Friday, September 14, 2007

That time of year

Out of the clouds I hear a faint bark, as of a faraway dog. It is strange how the world cocks its ear to that sound, wondering. Soon it is louder: the honk of geese, invisible, but coming on.

The flock emerges from the low clouds, a tattered banner of birds, dipping and rising, blown up and blown down, blown together and blown apart, but advancing, the wind wrestling lovingly with each winnowing wing. When the flock is a blur in the far sky I hear the last honk, sounding taps for summer.

It is warm behind the driftwood now, for the wind has gone with the geese. So would I – if I were the wind.

—Aldo Leopold, from Sand County Almanac


After the dog days of August have come and gone, after we notice Wal*Mart has moved the summer patio furniture out of the garden shop to make room for Christmas, after the stores and catalogues swap coats and wool shirts for the tee shirts and sun dresses, we know that we've reached That time of the year.

Last winter, whether we live in a world of snow and ice or in a world of grey skies and chilly rains, we were pretty much fed up with winter.

But now, as the first signs of autumn appear in the sky and the woods, the change brings with it feelings of excitement and new energy.

I like nothing better than stepping away from the same-same world of computers and stepping outside and becoming--if only in small moments--a creature who is attuned to the changing seasons.

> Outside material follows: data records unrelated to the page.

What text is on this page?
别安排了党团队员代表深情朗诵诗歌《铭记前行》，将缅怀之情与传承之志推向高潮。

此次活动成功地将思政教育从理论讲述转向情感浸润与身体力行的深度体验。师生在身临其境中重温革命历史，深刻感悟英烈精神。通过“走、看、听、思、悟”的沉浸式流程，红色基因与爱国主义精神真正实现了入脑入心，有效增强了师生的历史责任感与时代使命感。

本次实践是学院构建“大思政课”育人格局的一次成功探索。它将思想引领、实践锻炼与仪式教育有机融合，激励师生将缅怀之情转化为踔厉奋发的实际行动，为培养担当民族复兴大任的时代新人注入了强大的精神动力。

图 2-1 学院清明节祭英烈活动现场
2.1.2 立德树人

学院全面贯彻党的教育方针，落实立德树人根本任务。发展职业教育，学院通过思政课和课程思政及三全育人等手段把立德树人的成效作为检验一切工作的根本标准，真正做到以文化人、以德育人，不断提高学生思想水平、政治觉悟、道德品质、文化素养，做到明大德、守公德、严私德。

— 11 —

Tuesday, September 04, 2007

All that research

Now that I'm finally starting Jeff Shaara's historical novel about World War I, The Last Man, I'm impressed again by all that research.

Shaara's impeccable research, previously evident in such novels as Gods and Generals and The Glorious Cause, serves as a very strong foundation for his fictionalised (but accurately rendered) approach to the battles of the Civil War, Mexican War, and world wars I and II, and the American revolution.

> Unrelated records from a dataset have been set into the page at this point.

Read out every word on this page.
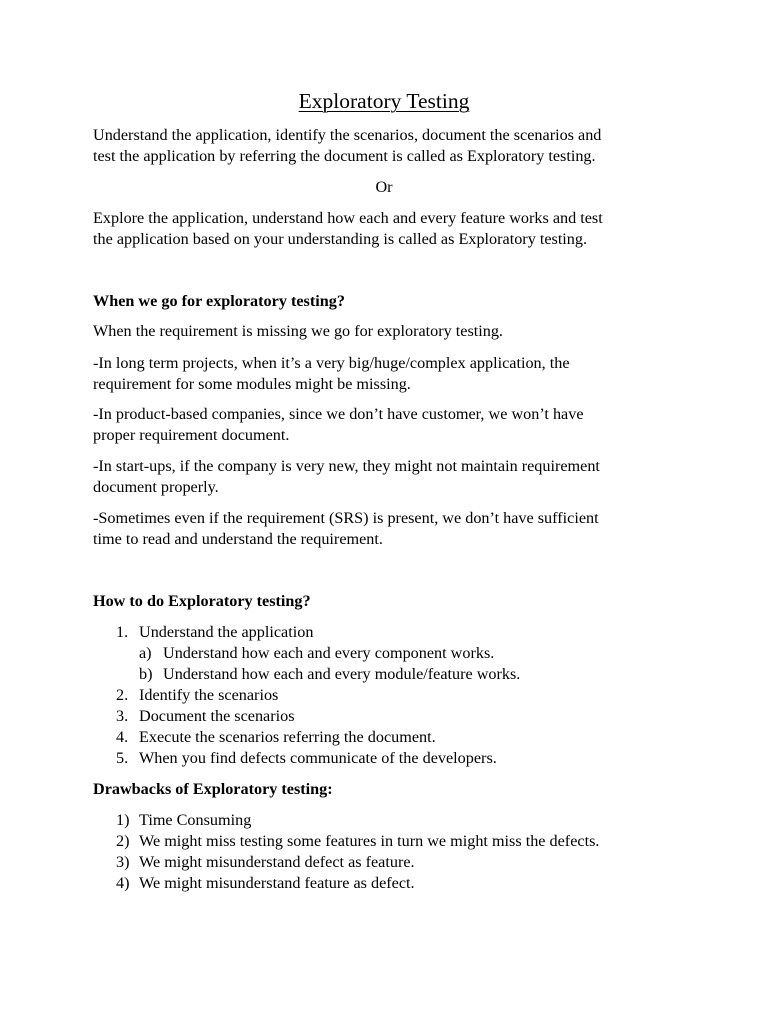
Exploratory Testing

Understand the application, identify the scenarios, document the scenarios and

test the application by referring the document is called as Exploratory testing.

Or

Explore the application, understand how each and every feature works and test

the application based on your understanding is called as Exploratory testing.

When we go for exploratory testing?

When the requirement is missing we go for exploratory testing.

-In long term projects, when it’s a very big/huge/complex application, the

requirement for some modules might be missing.

-In product-based companies, since we don’t have customer, we won’t have

proper requirement document.

-In start-ups, if the company is very new, they might not maintain requirement

document properly.

-Sometimes even if the requirement (SRS) is present, we don’t have sufficient

time to read and understand the requirement.

How to do Exploratory testing?

1. Understand the application
a) Understand how each and every component works.
b) Understand how each and every module/feature works.
2. Identify the scenarios
3. Document the scenarios
4. Execute the scenarios referring the document.
5. When you find defects communicate of the developers.

Drawbacks of Exploratory testing:

1) Time Consuming
2) We might miss testing some features in turn we might miss the defects.
3) We might misunderstand defect as feature.
4) We might misunderstand feature as defect.
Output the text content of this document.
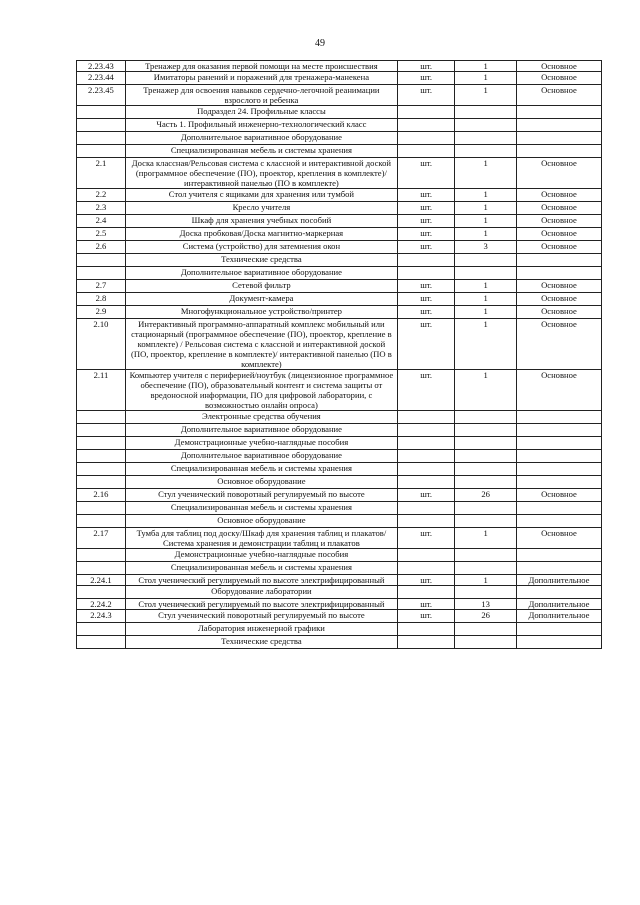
49
2.23.43	Тренажер для оказания первой помощи на месте происшествия	шт.	1	Основное
2.23.44	Имитаторы ранений и поражений для тренажера-манекена	шт.	1	Основное
2.23.45	Тренажер для освоения навыков сердечно-легочной реанимации взрослого и ребенка	шт.	1	Основное
	Подраздел 24. Профильные классы			
	Часть 1. Профильный инженерно-технологический класс			
	Дополнительное вариативное оборудование			
	Специализированная мебель и системы хранения			
2.1	Доска классная/Рельсовая система с классной и интерактивной доской (программное обеспечение (ПО), проектор, крепления в комплекте)/ интерактивной панелью (ПО в комплекте)	шт.	1	Основное
2.2	Стол учителя с ящиками для хранения или тумбой	шт.	1	Основное
2.3	Кресло учителя	шт.	1	Основное
2.4	Шкаф для хранения учебных пособий	шт.	1	Основное
2.5	Доска пробковая/Доска магнитно-маркерная	шт.	1	Основное
2.6	Система (устройство) для затемнения окон	шт.	3	Основное
	Технические средства			
	Дополнительное вариативное оборудование			
2.7	Сетевой фильтр	шт.	1	Основное
2.8	Документ-камера	шт.	1	Основное
2.9	Многофункциональное устройство/принтер	шт.	1	Основное
2.10	Интерактивный программно-аппаратный комплекс мобильный или стационарный (программное обеспечение (ПО), проектор, крепление в комплекте) / Рельсовая система с классной и интерактивной доской (ПО, проектор, крепление в комплекте)/ интерактивной панелью (ПО в комплекте)	шт.	1	Основное
2.11	Компьютер учителя с периферией/ноутбук (лицензионное программное обеспечение (ПО), образовательный контент и система защиты от вредоносной информации, ПО для цифровой лаборатории, с возможностью онлайн опроса)	шт.	1	Основное
	Электронные средства обучения			
	Дополнительное вариативное оборудование			
	Демонстрационные учебно-наглядные пособия			
	Дополнительное вариативное оборудование			
	Специализированная мебель и системы хранения			
	Основное оборудование			
2.16	Стул ученический поворотный регулируемый по высоте	шт.	26	Основное
	Специализированная мебель и системы хранения			
	Основное оборудование			
2.17	Тумба для таблиц под доску/Шкаф для хранения таблиц и плакатов/Система хранения и демонстрации таблиц и плакатов	шт.	1	Основное
	Демонстрационные учебно-наглядные пособия			
	Специализированная мебель и системы хранения			
2.24.1	Стол ученический регулируемый по высоте электрифицированный	шт.	1	Дополнительное
	Оборудование лаборатории			
2.24.2	Стол ученический регулируемый по высоте электрифицированный	шт.	13	Дополнительное
2.24.3	Стул ученический поворотный регулируемый по высоте	шт.	26	Дополнительное
	Лаборатория инженерной графики			
	Технические средства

I've always wondered what Shaara's notes look like, and whether he buys a room full of books to support each project or simply puts up a pup tent in the library with the best resources.

Like The Killer Angels written by his Pulitzer Prize winning father Michael Shaara about the battle of Gettysburg, Jeff Shaara's books bring battles to life through the people who fought them. I learned more about the battle of Gettysburg from Mike's The Killer Angels and more about the Mexican War from Jeff's Gone of Soldiers than I did in my high school and college history classes.

As a pacifist, I'm not fan of battles, tactics or weapons, much less long discussions about "what might have been" had one thing or another happened or not happened. With few exceptions, war novels bore me, and that includes those that are defined by reviewers as "page turners."

But Jeff and his late father have done their work so well, that I find myself drawn back in time into both the horrors of war and the humanity of the people who fought the battles that most of us now know only as footnotes in dry history books.

Each of these books began, I suppose, with a vision, a thought that perhaps a strong and vibrant story might not only be interesting, but educational and thought provoking. Early on, though, there was all of that research.

As I think of the work that supports the books' effortless prose and well told stories, I am both tired and impressed.